筆者はかつて、TOEFL iBT 34点(TOEIC 330点相当)という「英語戦力外」の状態からキャリアをスタートしました。その後、米国大手テック企業の事業部長として、日米欧の3大陸で多様な文化圏のメンバーをマネージしてきました。
その荒波の中で学んだ最も重要な生存戦略、それが「Managing Up(マネージング・アップ)」━すなわち、部下が上司をマネジメントする技術です。
「上司はリソース(道具)」である
日本ではホウレンソウ・根回しに代表されるよう、「上司に仕える、支える」というボトムアップの美学がありますが、欧米、特にフラットなテック企業において、マネジメントは「双方向の契約」です。
上司は絶対的な権力者ではなく、プロジェクトを成功させるための「最も強力なリソースの一つ」に過ぎません。有能な部下ほど、このリソースをどう使い倒し、自分の成果を最大化させるかを戦略的に考えています。また、上司の側も、AIの浸透や組織のフラット化によるマネージャーの負担増加という世界的なトレンドも背景に、自分を上手に乗りこなしてくれる部下を心から求めているのです。
なぜ、上司を放置してはいけないのか?
ある研究によれば、マネージャーはチームの貢献の30〜40%を認識できていないとされています。これは悪意があるわけではなく、彼らもまた膨大な業務に圧倒されている「一人の人間」だからです。

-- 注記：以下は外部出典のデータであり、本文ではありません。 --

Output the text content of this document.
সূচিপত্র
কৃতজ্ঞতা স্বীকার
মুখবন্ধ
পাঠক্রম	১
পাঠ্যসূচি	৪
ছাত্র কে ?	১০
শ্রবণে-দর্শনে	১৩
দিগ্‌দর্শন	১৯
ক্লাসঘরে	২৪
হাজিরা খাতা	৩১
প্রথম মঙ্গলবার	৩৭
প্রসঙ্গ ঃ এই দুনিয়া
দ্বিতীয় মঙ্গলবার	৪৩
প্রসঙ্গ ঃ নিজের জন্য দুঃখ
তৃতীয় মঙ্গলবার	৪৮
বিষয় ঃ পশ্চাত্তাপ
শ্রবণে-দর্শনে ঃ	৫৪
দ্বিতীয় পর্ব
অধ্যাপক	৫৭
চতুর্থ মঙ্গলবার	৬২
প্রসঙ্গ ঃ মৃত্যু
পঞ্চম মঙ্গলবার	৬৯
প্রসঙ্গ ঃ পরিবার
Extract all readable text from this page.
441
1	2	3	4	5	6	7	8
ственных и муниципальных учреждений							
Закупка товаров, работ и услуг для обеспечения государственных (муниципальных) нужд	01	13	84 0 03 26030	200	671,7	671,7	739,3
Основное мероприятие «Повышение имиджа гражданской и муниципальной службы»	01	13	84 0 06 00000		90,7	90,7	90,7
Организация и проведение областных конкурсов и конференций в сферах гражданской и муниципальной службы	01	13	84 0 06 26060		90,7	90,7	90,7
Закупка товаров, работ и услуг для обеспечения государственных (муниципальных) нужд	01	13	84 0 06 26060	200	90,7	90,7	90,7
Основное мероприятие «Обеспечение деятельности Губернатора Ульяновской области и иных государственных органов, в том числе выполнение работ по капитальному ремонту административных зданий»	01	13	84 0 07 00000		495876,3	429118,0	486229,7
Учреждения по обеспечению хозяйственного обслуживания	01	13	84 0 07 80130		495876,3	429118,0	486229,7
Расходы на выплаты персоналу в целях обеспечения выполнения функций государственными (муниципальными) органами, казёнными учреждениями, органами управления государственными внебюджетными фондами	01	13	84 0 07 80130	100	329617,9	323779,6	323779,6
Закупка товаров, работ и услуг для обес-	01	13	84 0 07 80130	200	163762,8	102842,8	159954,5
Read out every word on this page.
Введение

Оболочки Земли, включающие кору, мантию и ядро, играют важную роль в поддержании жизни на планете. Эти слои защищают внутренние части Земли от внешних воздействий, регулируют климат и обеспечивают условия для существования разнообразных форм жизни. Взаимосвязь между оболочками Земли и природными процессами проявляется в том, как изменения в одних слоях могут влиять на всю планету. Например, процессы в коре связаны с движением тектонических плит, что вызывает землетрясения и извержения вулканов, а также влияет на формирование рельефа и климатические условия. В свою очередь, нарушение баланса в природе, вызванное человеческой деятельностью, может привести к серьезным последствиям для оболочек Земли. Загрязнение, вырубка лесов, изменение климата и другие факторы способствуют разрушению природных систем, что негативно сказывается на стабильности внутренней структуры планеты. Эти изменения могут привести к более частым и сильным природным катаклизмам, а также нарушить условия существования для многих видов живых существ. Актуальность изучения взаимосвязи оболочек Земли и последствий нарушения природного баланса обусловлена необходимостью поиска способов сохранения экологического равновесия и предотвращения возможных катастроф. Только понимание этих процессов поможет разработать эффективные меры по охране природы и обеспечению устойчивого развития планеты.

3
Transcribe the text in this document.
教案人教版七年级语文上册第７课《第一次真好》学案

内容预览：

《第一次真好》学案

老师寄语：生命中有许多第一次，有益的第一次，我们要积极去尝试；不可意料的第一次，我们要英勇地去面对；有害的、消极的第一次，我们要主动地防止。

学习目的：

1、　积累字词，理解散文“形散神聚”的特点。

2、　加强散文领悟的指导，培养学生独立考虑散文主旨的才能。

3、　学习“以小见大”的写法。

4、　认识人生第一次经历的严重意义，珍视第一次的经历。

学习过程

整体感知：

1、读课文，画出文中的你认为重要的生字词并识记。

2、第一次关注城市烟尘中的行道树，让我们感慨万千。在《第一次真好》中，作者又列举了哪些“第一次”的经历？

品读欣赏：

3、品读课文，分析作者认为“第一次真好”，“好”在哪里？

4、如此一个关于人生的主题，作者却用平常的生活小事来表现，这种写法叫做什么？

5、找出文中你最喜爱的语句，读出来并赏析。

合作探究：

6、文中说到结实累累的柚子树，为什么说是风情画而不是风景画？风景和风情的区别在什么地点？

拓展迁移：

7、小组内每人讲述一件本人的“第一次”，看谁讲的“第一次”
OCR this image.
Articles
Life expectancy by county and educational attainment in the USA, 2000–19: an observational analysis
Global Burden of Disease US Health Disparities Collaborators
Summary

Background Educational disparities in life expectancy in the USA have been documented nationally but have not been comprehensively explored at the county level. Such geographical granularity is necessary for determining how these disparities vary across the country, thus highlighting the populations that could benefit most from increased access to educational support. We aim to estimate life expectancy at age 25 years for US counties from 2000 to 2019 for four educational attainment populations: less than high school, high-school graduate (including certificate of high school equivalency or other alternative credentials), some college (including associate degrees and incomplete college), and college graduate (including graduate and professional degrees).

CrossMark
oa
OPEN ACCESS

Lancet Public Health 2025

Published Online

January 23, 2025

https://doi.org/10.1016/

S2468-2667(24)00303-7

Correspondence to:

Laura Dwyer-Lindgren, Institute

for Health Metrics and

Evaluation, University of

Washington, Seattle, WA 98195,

「やることをやっていれば、きっと誰かが見ていてくれる、いつかは分かってくれる」は、リモートワークや多国籍チームが当たり前の現代では通用しません。自分の成果を正しく評価させ、必要な支援を引き出すためには、部下からの積極的かつ明快な「逆マネジメント」が不可欠なのです。
実録:評価が分かれる「1on1」の決定的な差
私は毎週、メンバーと1on1を行いますが、そこで必ず投げかける魔法の質問があります。
“How can I help you?”(何かできることはある?)
この問いへの返しで、そのメンバーが「Managing Up」ができているかどうかが一瞬で判明します。
・伸び悩むメンバーの回答:
「いえ、特にありません。順調です」
━毎回この回答が続くと、上司は安心するどころか、「課題が見えていないのではないか」と不安になり、結果としてマイクロマネジメント(過干渉)を招きます。
・上司をマネジメントするメンバーの回答:
「案件Aの調整でリソースが足りず、YY氏と調整を試みましたが、ZZの理由で止まっています。XX部長、あなたのやるべきことは、YY氏に直接連絡して優先順位を上げさせることです。依頼文のドラフトとデータはここに用意しました。明日までに送っておいてください」
これこそがManaging Upの真髄です。上司に「何をすべきか」を指示し、そのための武器(資料)まで提供する。ここまでされると、上司は「このメンバーはセルフマネジメントができている」と確信し、全幅の信頼を置くようになります。